David Constantine was born in Salford, read Modern Languages at Wadham College, Oxford, and wrote a D.Phil. there on the poetry of Friedrich Hölderlin. He lives in Oxford and the Isles of Scilly, working as a freelance writer and translator. From 2003 to 2012 he was joint editor (with Helen Constantine) of Modern Poetry in Translation. In 2021 he was awarded the Queen’s Gold Medal for Poetry. He is a Fellow of the Royal Society of Literature. He has published a dozen volumes of poetry, most recently – 2020 – Belongings.

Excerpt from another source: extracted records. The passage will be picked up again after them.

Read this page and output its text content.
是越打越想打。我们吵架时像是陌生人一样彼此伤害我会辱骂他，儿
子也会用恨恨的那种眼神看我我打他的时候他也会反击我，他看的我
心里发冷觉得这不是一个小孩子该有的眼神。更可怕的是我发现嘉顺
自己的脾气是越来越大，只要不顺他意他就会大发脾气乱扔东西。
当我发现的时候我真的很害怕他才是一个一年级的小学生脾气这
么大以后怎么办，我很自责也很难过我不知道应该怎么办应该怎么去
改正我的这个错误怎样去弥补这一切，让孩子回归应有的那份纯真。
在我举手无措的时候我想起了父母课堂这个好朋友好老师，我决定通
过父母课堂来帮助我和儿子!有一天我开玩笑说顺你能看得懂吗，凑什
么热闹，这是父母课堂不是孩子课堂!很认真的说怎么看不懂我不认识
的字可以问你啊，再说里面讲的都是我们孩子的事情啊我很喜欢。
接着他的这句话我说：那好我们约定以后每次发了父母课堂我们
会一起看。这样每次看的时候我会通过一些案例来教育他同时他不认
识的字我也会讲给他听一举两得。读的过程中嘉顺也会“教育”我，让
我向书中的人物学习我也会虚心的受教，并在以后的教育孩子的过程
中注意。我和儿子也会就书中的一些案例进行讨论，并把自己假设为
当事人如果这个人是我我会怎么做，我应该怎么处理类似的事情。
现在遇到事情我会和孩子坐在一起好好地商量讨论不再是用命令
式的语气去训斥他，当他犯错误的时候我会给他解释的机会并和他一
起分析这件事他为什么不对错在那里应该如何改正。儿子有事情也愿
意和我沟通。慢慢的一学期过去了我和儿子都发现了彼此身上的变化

He writes: ‘I first became seriously interested in the language and literature of Ancient Greece in 1967 when I began my D.Phil. Though never expert in the language, I have translated a good deal from it, which has given me great pleasure and helped me in my own writing. It was also on account of Hölderlin, who read the English and French 18th-century travellers to Greece, that with my family I first spent time there and wrote my Early Greek Travellers and the Hellenic Ideal.’

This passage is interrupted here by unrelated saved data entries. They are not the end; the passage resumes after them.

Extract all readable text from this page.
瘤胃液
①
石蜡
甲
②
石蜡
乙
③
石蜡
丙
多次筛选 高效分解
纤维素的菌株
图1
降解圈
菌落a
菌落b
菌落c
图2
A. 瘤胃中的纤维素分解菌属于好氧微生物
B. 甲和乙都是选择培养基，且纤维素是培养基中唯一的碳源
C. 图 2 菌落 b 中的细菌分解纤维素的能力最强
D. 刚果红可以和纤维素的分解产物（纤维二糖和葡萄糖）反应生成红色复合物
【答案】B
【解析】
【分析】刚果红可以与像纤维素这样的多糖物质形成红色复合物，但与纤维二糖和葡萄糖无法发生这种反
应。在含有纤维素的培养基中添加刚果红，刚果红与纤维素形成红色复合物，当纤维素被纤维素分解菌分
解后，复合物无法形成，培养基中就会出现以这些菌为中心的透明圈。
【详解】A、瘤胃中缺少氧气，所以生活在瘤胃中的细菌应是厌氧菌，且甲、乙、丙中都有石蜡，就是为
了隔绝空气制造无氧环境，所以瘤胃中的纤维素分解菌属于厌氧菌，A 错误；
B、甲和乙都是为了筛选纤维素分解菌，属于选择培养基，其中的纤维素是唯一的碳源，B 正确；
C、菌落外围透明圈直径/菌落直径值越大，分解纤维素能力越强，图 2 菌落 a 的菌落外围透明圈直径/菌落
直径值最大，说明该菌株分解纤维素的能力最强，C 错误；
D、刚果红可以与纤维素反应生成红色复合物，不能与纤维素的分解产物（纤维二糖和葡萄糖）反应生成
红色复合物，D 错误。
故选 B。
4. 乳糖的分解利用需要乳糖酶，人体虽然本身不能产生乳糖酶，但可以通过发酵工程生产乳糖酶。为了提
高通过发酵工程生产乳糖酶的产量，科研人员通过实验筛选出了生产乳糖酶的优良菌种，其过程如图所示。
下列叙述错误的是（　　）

Natasha Bershadsky is a lecturer on the Classics at Harvard University and a Fellow in Poetry and in Ancient Greek History at the Center for Hellenic Studies, where she co-edits Magnetic Links, a poetry project at Classical Inquiries dedicated to ties between modern poetry and ancient Greek traditions. Her research explores ritual and mythological elements of early Greek wars, political and religious dimensions of Hesiod’s works, and ancient dreams.
Illustration Prize Judge
Antony Griffiths was educated at Christ Church, Oxford 1970-4 (Literae Humaniores, ie classical languages and philosophy) and the Courtauld Institute, University of London 1974-6 (MA in the History of Art). He joined the Department of Prints and Drawings in the British Museum in 1976, was promoted to Deputy Keeper in 1981, to Keeper in 1991, and retired in 2011. He was elected a Fellow of the British Academy in 2000 and became Slade Professor of Art at Oxford University, 2015.
His main publications are Prints and Printmaking (1980), and The Print before Photography (2016). He is also the author (often joint) of many exhibition catalogues, and numerous articles, mostly in ‘Print Quarterly’, Chairman of Print Quarterly Publications and of the Walpole Society, and a Trustee of the Henry Moore Foundation.
Haris Psarras (Athens, Greece) has published five poetry books. Translations of his work have appeared in anthologies and periodicals in Europe and the U.S. He has also contributed essays and articles to journals and edited volumes. Haris studied law at Athens, Oxford, and Edinburgh. He was Richard Fellingham Lecturer and Fellow in Law at St Catharine’s College, Cambridge. He is now Lecturer in Law at Southampton.